Faisons corps, on s’en sortira plus fort !

Quel meilleur moyen, pour un peuple qui a trop souffert de toutes sortes de virus mortels, que de rester chez lui, en inventant une autre forme de résistance, une autre forme de résilience.

Restez chez soi, en grève de tout : de l’invisible au visible, du risible au lisible. Il n’y aura, invariablement, pas d’autres moyens que de décréter nos villes mortes, l’esprit confiné et le corps en planque, si l’on veut se débarrasser du coronavirus et de ceux qui, par leurs politiques de démantèlement massif des services publics, ont rendu son impact destructeur et mortel. 

En ces temps de corps à leur virus, ne nous laissons pas berner par l’entre-deux, l’entre eux et les concubins qui font valser l’opinion selon ce qui semble être l’antidote du moment.
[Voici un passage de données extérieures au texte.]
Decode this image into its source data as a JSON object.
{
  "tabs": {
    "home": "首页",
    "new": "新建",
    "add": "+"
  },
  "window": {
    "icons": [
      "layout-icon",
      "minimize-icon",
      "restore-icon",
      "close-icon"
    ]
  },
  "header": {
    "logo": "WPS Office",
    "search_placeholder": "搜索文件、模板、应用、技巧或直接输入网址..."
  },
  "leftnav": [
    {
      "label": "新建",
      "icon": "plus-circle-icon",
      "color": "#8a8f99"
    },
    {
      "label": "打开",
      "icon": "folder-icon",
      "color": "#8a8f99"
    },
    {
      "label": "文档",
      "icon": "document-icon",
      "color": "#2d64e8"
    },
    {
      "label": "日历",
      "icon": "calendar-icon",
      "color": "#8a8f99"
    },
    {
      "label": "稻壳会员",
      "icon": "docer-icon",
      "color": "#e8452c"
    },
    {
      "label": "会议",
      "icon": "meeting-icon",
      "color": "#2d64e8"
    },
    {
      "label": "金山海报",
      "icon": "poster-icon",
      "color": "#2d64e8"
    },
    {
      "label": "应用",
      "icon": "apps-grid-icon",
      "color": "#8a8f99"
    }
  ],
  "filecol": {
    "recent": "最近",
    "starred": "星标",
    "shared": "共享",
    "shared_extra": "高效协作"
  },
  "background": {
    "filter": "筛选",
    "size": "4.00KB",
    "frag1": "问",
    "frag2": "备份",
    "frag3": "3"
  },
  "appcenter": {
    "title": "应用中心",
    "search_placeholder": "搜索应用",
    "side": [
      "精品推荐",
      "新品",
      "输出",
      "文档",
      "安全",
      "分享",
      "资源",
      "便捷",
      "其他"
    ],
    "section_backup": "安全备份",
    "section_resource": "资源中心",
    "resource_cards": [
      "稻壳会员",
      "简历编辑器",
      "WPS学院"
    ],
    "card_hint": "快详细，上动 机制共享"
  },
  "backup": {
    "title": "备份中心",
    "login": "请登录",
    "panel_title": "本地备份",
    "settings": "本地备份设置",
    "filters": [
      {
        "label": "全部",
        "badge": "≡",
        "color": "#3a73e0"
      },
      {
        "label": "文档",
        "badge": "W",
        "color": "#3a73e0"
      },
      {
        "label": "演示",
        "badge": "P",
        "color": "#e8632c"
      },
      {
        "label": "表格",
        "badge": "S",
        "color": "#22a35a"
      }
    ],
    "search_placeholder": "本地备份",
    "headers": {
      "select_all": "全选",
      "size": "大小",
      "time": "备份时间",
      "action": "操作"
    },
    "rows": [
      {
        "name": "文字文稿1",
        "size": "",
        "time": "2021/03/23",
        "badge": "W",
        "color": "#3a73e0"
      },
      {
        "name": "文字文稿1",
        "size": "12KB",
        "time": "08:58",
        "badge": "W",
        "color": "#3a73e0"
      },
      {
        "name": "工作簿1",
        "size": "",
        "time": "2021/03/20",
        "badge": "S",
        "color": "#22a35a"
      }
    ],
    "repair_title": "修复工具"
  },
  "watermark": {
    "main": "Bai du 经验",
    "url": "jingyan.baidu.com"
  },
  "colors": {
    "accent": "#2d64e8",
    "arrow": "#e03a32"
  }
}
Entre les putschistes qui ne craignent rien- ils vivent ailleurs et se soignent loin-  et les islamistes qui s’en accommode bien, depuis qu’on leur a légué l’éducation de ceux qui vivent confinés, depuis longtemps, dans la misère, à la merci des frères, il est temps de faire corps à ces deux virus : si l’un est le génome, l’autre est sa couronne.  

Certes, beaucoup mourront de ce virus, mais lequel, exactement, et pourquoi? Celui par lequel Allah a affublé l’humanité, comme l’affirmait Ali Benhadj dans un de ces prêches incendiaires. Non, croyez-moi, il n’est écouté que par ses détracteurs. Ils nous le sortent chaque fois qu’ils s’éloignent des luttes, trébuchent dans les égos, se noient dans les contradictions, désignent de façon ostentatoire, selon les directives des concubins putschistes, qui est le virus du moment et qui ne l’est pas.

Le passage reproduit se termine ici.